Ralf Dolgner: Gut, ein vorläufiges Kontaktverbot haben wir jetzt geklärt. Das bedeutet, dass man dann ja im Grunde genommen auf eine Gefährdungsbeurteilung und Einbeziehung der BAD GmbH wartet. So, wenn das denn eintritt und wie gesagt, es tritt in der Schule ein Infektionsfall auf in dieser Klasse der Lehrerin, muss diese schwangere Lehrerin also sofort vom Präsenzunterricht befreit werden?

Oliver Bals: Die Antwort dieses relativ eindeutig. Nein, eine pauschale Annahme eines erforderlichen Beschäftigungsverbotes bei einem auftretenden Corona-Infektionsfall ist nicht gerechtfertigt nach dem Mutterschutzgesetz, denn ich habe es ja ausgeführt: Ausgangspunkt ist immer die individuelle Gefährdungsbeurteilung, die kann zu einem Beschäftigungsverbot führen. Sie muss es aber nicht und das ist ganz wichtig. Entscheidend ist die Bewertung der persönlichen Umstände bei der schwangeren Frau einerseits aber auch der Arbeitsplatz. Und hier wiederum die Frage, ob die Schwangere zum Beispiel mit Schülerinnen und Schülern der gleichen Klasse bzw. der Lerngruppe der infizierten Personen in Kontakt stand, in unmittelbaren Kontakt stand. Und das haben wir als Haus erst kürzlich in Abstimmung mit dem Gesundheitsministerium auch durch einen entsprechenden Runderlass klargestellt. 

Ralf Dolgner: Okay das war eine sehr lange Antwort.

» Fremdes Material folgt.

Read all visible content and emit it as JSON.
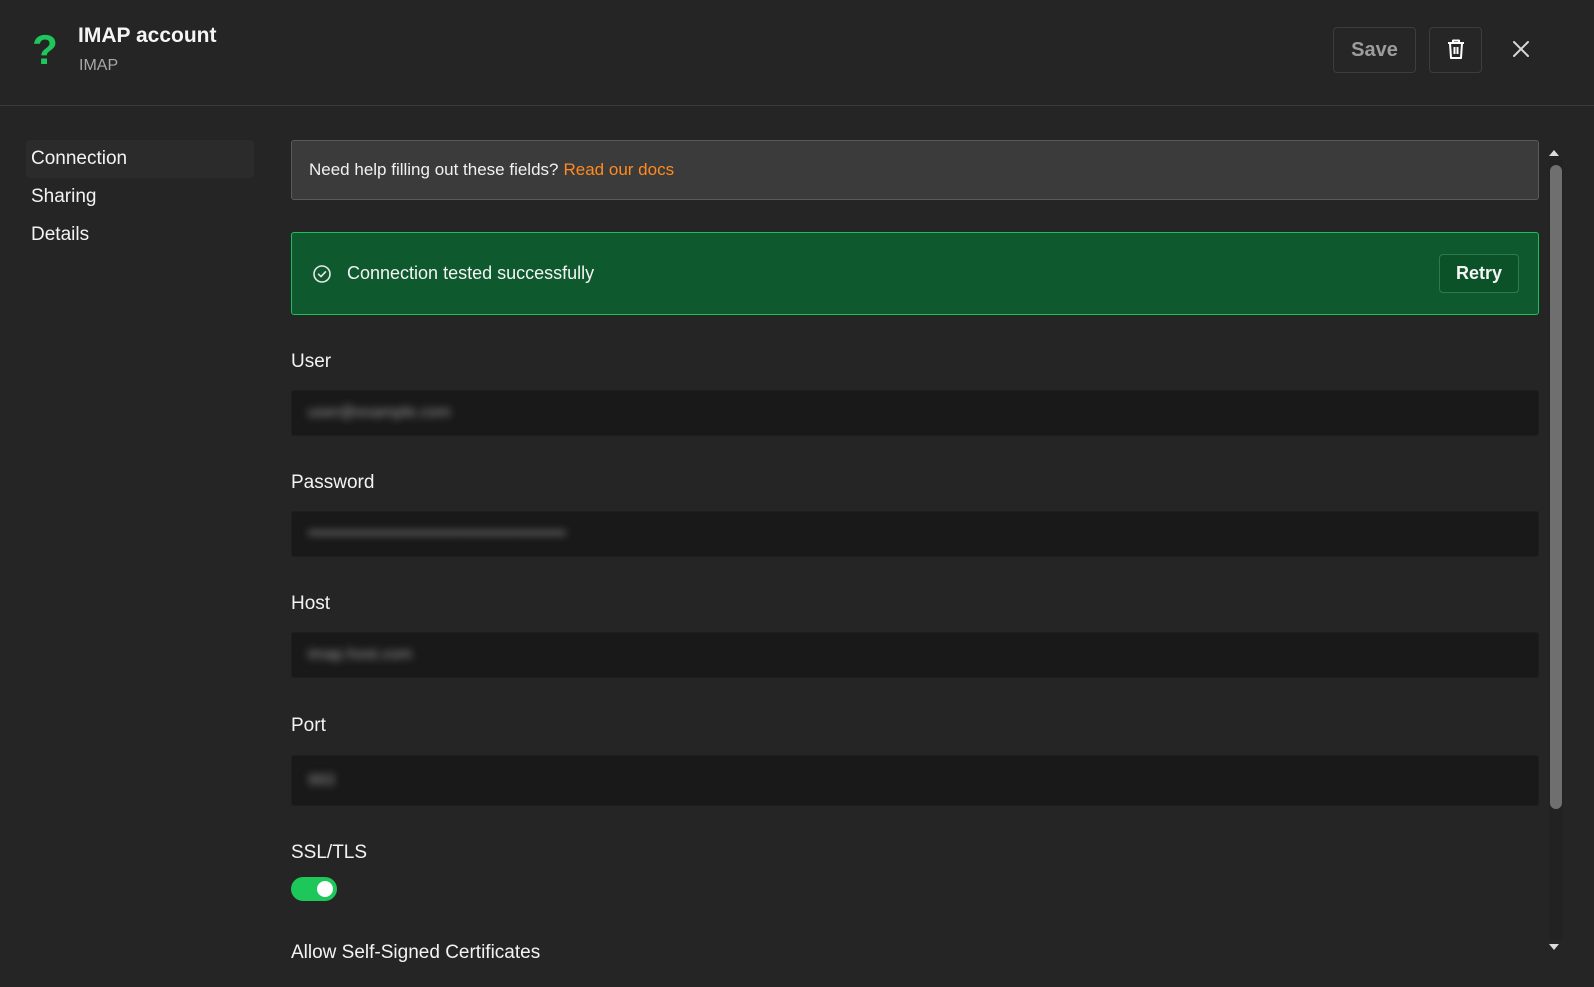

Trotzdem noch mal nachgefragt: Ist es denn egal ob er sich, wir haben ja eingangs gesagt Corona, ob er sich hier um Corona handelt oder auch um andere Infektionskrankheiten? 

Oliver Bals: Das was ich gerade sage gilt prinzipiell auch für Infektionskrankheiten, die ja für eine Schwangerschaft relevant sein können. Das ist natürlich nicht bei einer Erkältung der Fall. 

Ralf Dolgner: Okay, so jetzt sagt die schwangere Lehrerin: Mensch, bis zu den Sommerferien bin ich dann im siebten Monat, aber da möchte ich meine Klasse noch unbedingt weiter unterrichten trotz eines Corona-Falls. Sie sagt auch, ich unterschreibe alles was ihr wollt. Ich möchte das gerne tun. Wie sollte man sich da verhalten als Schulleitung? 

Oliver Bals: Ja, das ist eine Frage, die uns immer wieder gestellt wird, aber die Antwort ist sehr eindeutig. Wenn ein Beschäftigungsverbot ausgesprochen worden ist, dann gilt dies und dann ist die die schwangere Lehrkraft sozusagen nicht in der Lage das auszusetzen oder durch eigenes Handeln irgendwie zu konterkarieren. Das heißt sie ist daran gebunden und sie muss dies beachten. Auch wenn sie vielleicht innerlich sagt, ich würde gerne weiter unterrichten. 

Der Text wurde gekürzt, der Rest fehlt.